# How Do You Display Your Electric Watches?



## Ted (Oct 29, 2009)

On the pocket watch site, a new lad requested pictures showing how others display their pocket watches. I am curious as to how others display their electrics. Pictures please. Thanks.


----------



## Larry from Calgary (Jun 5, 2006)

Ted said:


> On the pocket watch site, a new lad requested pictures showing how others display their pocket watches. I am curious as to how others display their electrics. Pictures please. Thanks.


There's still a lot to do with it, but since you asked.............here is a teaser showing one of my future projects.










:assassin:


----------



## Who.
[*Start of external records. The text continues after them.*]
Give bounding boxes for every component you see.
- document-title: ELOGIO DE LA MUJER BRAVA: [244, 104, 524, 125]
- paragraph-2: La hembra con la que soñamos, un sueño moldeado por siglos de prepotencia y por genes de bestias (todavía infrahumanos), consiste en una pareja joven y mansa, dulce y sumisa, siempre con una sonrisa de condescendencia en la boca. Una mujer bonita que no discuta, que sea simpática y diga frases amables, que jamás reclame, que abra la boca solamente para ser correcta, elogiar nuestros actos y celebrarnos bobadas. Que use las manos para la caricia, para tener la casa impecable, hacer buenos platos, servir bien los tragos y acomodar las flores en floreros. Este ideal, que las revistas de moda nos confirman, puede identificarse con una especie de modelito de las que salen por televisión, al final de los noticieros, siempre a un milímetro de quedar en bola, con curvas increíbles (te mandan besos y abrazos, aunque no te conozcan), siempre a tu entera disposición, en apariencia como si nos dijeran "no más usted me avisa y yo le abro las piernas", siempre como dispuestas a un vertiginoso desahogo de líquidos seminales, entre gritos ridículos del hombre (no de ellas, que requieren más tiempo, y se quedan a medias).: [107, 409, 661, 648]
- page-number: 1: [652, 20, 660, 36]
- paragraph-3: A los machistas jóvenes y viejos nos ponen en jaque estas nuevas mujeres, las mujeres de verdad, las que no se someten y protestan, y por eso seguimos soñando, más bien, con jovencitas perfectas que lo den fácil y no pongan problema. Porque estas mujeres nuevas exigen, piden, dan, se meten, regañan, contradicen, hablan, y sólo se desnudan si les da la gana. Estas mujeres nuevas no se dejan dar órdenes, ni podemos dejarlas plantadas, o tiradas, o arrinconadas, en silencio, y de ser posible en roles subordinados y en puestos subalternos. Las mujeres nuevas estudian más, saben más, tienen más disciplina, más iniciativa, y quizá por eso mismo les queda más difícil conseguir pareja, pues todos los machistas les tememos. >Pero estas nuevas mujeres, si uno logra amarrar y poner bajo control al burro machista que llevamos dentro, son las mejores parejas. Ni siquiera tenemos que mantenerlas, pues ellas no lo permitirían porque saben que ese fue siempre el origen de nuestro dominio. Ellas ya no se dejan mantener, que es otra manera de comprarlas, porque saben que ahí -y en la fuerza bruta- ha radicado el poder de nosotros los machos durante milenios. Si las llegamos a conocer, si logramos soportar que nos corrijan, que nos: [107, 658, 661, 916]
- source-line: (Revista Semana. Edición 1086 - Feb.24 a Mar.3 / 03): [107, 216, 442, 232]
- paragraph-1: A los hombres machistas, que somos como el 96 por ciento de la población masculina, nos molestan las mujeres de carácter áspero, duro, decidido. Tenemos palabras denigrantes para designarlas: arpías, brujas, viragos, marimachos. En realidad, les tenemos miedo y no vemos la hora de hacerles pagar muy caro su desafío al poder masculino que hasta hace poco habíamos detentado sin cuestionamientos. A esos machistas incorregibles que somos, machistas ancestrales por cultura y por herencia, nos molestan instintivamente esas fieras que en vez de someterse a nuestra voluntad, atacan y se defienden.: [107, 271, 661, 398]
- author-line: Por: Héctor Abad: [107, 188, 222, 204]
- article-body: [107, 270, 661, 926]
Me? (Jan 12, 2007)

Ted said:


> I am curious as to how others display their electrics.


My honest answer would be 'on my wrist' (if you're including 'electronics' in with 'electrics').

I'm not keen on like display boxes, but I have been looking for some sort of secure display case.

There used to be a website that appears to have been an empty marketing page for a 'glass wall safe' that would have been great, if it were real.

Failing that, I've been thinking about something like this for when we redecorate the lounge...<acrylic wall display cases>


----------



## Guest (Jul 11, 2010)

Who. Me? said:


> Failing that, I've been thinking about something like this for when we redecorate the lounge...<acrylic wall display cases>


Wow! That would need quite a collection to fill it!


----------



## Silver Hawk (Dec 2, 2003)

Larry from Calgary said:


> Ted said:
> 
> 
> > On the pocket watch site, a new lad requested pictures showing how others display their pocket watches. I am curious as to how others display their electrics. Pictures please. Thanks.
> ...


Larry,

Come on...tell us more...is this from Lancaster, PA or some other "Hamilton Manufacturing Co."? :huh:

This one seems very close to you...but probably not old enough.


----------



## mel (Dec 6, 2006)

Larry, I'd take off one of those handles and see if they are brass underneath the battleship grey colour! If they are, they would polish up lovely, and a coat of lacquer would make them "Fairy Nice" :yes:

If they are cast iron, a clean and black polish (we call it "black leading" ) would be equally lovely


----------



## Larry from Calgary (Jun 5, 2006)

Silver Hawk said:


> Come on...tell us more...is this from Lancaster, PA or some other "Hamilton Manufacturing Co."? :huh:
> 
> This one seems very close to you...but probably not old enough.


Wouldn't that be a stroke of luck if it was from the Hamilton Watch Co! Unfortunately that didn't happen. The name of the company is the "Hamilton Manufacturing Company" I did some searching online and found that it was originally used for storing typeset letters. This is what it could look like:










The website link with the original photo and more info is HERE

I have a number of old maps, my Dad's war medals, sea charts, posters, books, old technical articles, etc., along with some Avro Arrow memorabilia that I need to properly store. I had been on the lookout for an old draughting or blueprint file for some time. My wife happened to spot this on one of our weekend excursions. Hopefully it'll become a multifunctional storage cabinet.

This is one of those projects that is going to take some time for me to complete.



mel said:


> Larry, I'd take off one of those handles and see if they are brass underneath the battleship grey colour! If they are, they would polish up lovely, and a coat of lacquer would make them "Fairy Nice" :yes:
> 
> If they are cast iron, a clean and black polish (we call it "black leading" ) would be equally lovely


That's the plan Bill. :lookaround:


----------



## Silver Hawk (Dec 2, 2003)

Larry from Calgary said:


> This is what it could look like:
> 
> 
> 
> ...


That's going to be a cracker when its finished Larry...and quite similar to my own solution:


----------



## mel (Dec 6, 2006)

That will indeed look lovely if it can be stripped and polished - and the handles as well! Must see, must see pics when it's finished - but it will be a full winter project I'd imagine! :to_become_senile:

_ _ _

THINKS! _ _ _ OOooo Type cases in a cabinet, must keep an eye out for something like that :yes:


----------